A due anni dalla Rivoluzione d’ottobre nella Pravda del 6 novembre, Lenin scrisse che: «la condizione della donna pone particolarmente in evidenza la diversità tra la democrazia borghese e quella socialista» (Il potere sovietico e la situazione della donna, in Opere complete, vol. 30). Già a partire dal 1918, infatti, l’URSS aveva approvato una legislazione molto avanzata, pure se non si poteva evidentemente considerare completo il processo per l’emancipazione delle donne, tanto che Lenin in quello stesso articolo invitava tutti a «strappare la maschera […] Chiedete: Eguaglianza di quale sesso con quale sesso?» (ivi). Anche la partecipazione alle elezioni dei soviet (come elette) non era ancora sufficiente a garantire l’applicazione completa dell’unico principio della libertà secondo il quale: «l’eguaglianza di fronte alla legge non è ancora l’eguaglianza nella vita» (Alle operaie, in Opere complete, vol. 30). L’impossibilità di separare la condizione materiale da quella formale, il lavoro produttivo dalle catene di quello riproduttivo (la “schiavitù domestica”) era consapevolezza presente in Lenin, attento lettore dell’emancipazionista Origine della famiglia di Engels, e più in generale nel processo rivoluzionario che dal Febbraio all’Ottobre aveva ininterrottamente viste protagoniste le donne.

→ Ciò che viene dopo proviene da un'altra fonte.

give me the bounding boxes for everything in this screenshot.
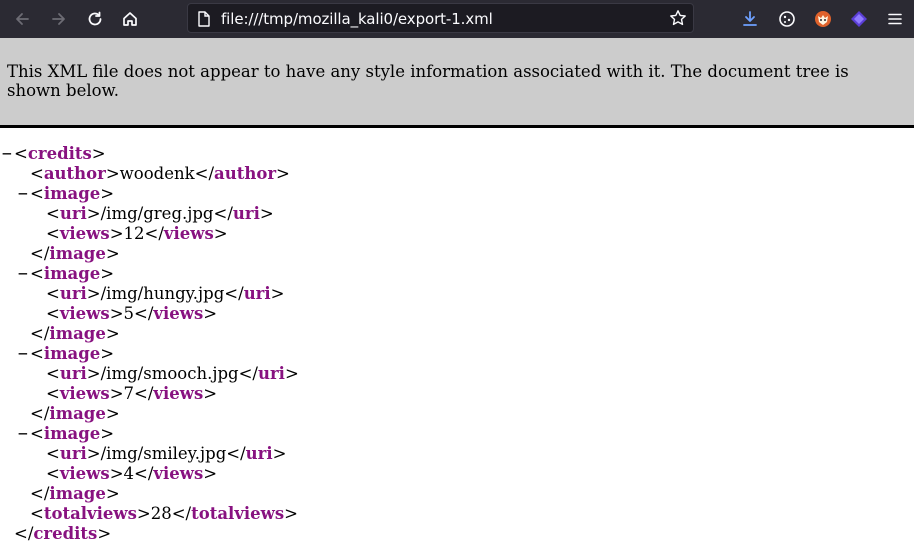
views-line: <views>4</views> [46, 464, 218, 483]
home-icon [123, 12, 137, 26]
browser-toolbar: file:///tmp/mozilla_kali0/export-1.xml [0, 0, 914, 38]
credits-open-line: − <credits> [0, 144, 299, 164]
collapse-toggle[interactable]: − [0, 144, 14, 164]
tag-name: totalviews [43, 504, 137, 523]
image-open-line: − <image> [0, 344, 299, 364]
tag-name: uri [257, 364, 285, 383]
tag-name: image [43, 344, 101, 363]
image-open-line: − <image> [0, 184, 299, 204]
image-close-line: </image> [30, 324, 120, 343]
tag-name: author [43, 164, 106, 183]
views-value: 4 [123, 464, 135, 483]
tag-name: views [163, 224, 214, 243]
url-text[interactable]: file:///tmp/mozilla_kali0/export-1.xml [221, 10, 493, 28]
tag-name: uri [59, 204, 87, 223]
home-button[interactable] [118, 7, 142, 31]
tag-name: image [49, 324, 106, 343]
tag-name: uri [245, 444, 273, 463]
tag-name: views [59, 304, 110, 323]
tag-name: views [59, 384, 110, 403]
views-line: <views>7</views> [46, 384, 218, 403]
reload-icon [88, 11, 102, 26]
author-line: <author>woodenk</author> [30, 164, 290, 183]
tag-name: views [153, 384, 204, 403]
author-value: woodenk [119, 164, 195, 183]
tag-name: author [214, 164, 277, 183]
tag-name: image [43, 264, 101, 283]
tag-name: image [49, 484, 106, 503]
tag-name: image [43, 424, 101, 443]
uri-value: /img/hungy.jpg [100, 284, 225, 303]
totalviews-value: 28 [150, 504, 172, 523]
tag-name: image [43, 184, 101, 203]
tag-name: views [153, 304, 204, 323]
tag-name: views [59, 224, 110, 243]
fox-extension-button[interactable] [813, 9, 833, 29]
image-close-line: </image> [30, 484, 120, 503]
image-open-line: − <image> [0, 264, 299, 284]
image-close-line: </image> [30, 404, 120, 423]
bookmark-star-icon[interactable] [669, 9, 687, 31]
image-close-line: </image> [30, 244, 120, 263]
forward-button[interactable] [47, 7, 71, 31]
xml-info-message: This XML file does not appear to have an… [7, 62, 849, 100]
views-line: <views>12</views> [46, 224, 228, 243]
menu-button[interactable] [885, 9, 905, 29]
tag-name: uri [232, 204, 260, 223]
downloads-icon [743, 11, 757, 26]
reload-button[interactable] [83, 7, 107, 31]
image-open-line: − <image> [0, 424, 299, 444]
fox-extension-icon [815, 11, 831, 27]
tag-name: image [49, 404, 106, 423]
views-line: <views>5</views> [46, 304, 218, 323]
views-value: 5 [123, 304, 135, 323]
credits-close-line: </credits> [14, 524, 112, 543]
tag-name: uri [59, 364, 87, 383]
uri-line: <uri>/img/greg.jpg</uri> [46, 204, 274, 223]
uri-value: /img/smooch.jpg [100, 364, 239, 383]
tag-name: uri [59, 284, 87, 303]
forward-icon [52, 13, 65, 25]
totalviews-line: <totalviews>28</totalviews> [30, 504, 298, 523]
tag-name: image [49, 244, 106, 263]
collapse-toggle[interactable]: − [16, 344, 30, 364]
downloads-button[interactable] [740, 9, 760, 29]
page-icon [197, 11, 211, 31]
views-value: 7 [123, 384, 135, 403]
purple-extension-icon [851, 11, 867, 27]
tag-name: credits [27, 144, 92, 163]
xml-info-banner: This XML file does not appear to have an… [0, 38, 914, 128]
tag-name: views [153, 464, 204, 483]
uri-value: /img/greg.jpg [100, 204, 214, 223]
xml-document-tree: − <credits> <author>woodenk</author> − <im… [0, 144, 299, 544]
views-value: 12 [123, 224, 145, 243]
uri-line: <uri>/img/smooch.jpg</uri> [46, 364, 299, 383]
tag-name: uri [59, 444, 87, 463]
collapse-toggle[interactable]: − [16, 424, 30, 444]
tag-name: views [59, 464, 110, 483]
tag-name: uri [243, 284, 271, 303]
menu-icon [888, 13, 902, 25]
uri-value: /img/smiley.jpg [100, 444, 227, 463]
uri-line: <uri>/img/smiley.jpg</uri> [46, 444, 287, 463]
tag-name: credits [33, 524, 98, 543]
back-icon [16, 13, 29, 25]
cookie-extension-icon [779, 11, 795, 27]
address-bar[interactable]: file:///tmp/mozilla_kali0/export-1.xml [187, 3, 694, 33]
collapse-toggle[interactable]: − [16, 264, 30, 284]
cookie-extension-button[interactable] [777, 9, 797, 29]
back-button[interactable] [10, 7, 34, 31]
collapse-toggle[interactable]: − [16, 184, 30, 204]
uri-line: <uri>/img/hungy.jpg</uri> [46, 284, 285, 303]
tag-name: totalviews [191, 504, 285, 523]
purple-extension-button[interactable] [849, 9, 869, 29]
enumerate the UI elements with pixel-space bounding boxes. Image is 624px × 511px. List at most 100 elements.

L’aneddoto del mazzo di fiori bagnato consegnato, con relativo bacio e scena di imbarazzo, da Kollontaj a Lenin al suo arrivo in territorio russo a Beloostrov o alla stazione di Finlandia a Vyborg adorna un contenuto essenziale: che Aleksandra Michàjlovna era stata in quei giorni cruciali quasi l’unica bolscevica (insieme a Šljápnikov) ad appoggiare le Tesi di Aprile. E che, malgrado tutte le difficoltà del repentino passaggio di potere e della guerra civile, era riuscita come Commissaria del popolo per l’Assistenza e la Sanità (prima donna-ministra in assoluto) a introdurre, non senza resistenze, il diritto di voto, gli asili-nido, il divorzio e la legalizzazione dell’aborto. Nel 1919, sempre insieme a Šljápnikov, aveva costituito il gruppo dell’Opposizione operaia ed era stata esclusa dal Comitato Centrale bolscevico. Dirottata nella carriera diplomatica, lontana da Mosca, era riuscita a sopravvivere a tutte le purghe staliniane e morirà nel suo letto nel 1952.

Il suo programma non fu soltanto di tipo emancipazionista, radicale quasi fino all’utopia (parità di diritti civili e politici, sviluppo dei servizi sociali collettivi per la liberazione dal “triplo” lavoro cui sono soggette le donne, ecc.) ma si proponeva di creare in tal modo una vita liberata sul piano pratico e affettivo, criticando lo stesso istituto monogamico (l’equivalente sociale e sessuale dell’eternizzazione della proprietà privata in economia) e il principio di fedeltà e dedizione femminile come costanti psicologiche invariabili di genere. Nel 1923 scrisse che serviva piuttosto «una rieducazione fondamentale della nostra psicologia» per risolvere «la crisi sessuale» (Amore, matrimonio, famiglia e comunismo). La liberazione sessuale doveva essere infatti parte del processo rivoluzionario: era impossibile pensare una rivoluzione completa senza una trasformazione radicale dei rapporti nella vita quotidiana.

La sua proposta – di affiancare l’”amore-gioco” alle altre forme di relazione codificata nella legge e nel costume – incontrò resistenze crescenti nel patriarcalismo bolscevico e nei valori “contadini” rilanciati dalla Nep, così che le proposte di Kollontaj restarono utopiche e le stesse soluzioni legislative emancipazioniste ressero soltanto per l’appoggio di Lenin, finché fu vivo. Le sue proposte più innovative invece, come la separazione tra l’intensità erotica e i rapporti sessuali proprietari, la negazione del “fattore di subordinazione nel matrimonio” o l’idea di un amore libero saranno lasciti preziosi per il futuro femminismo.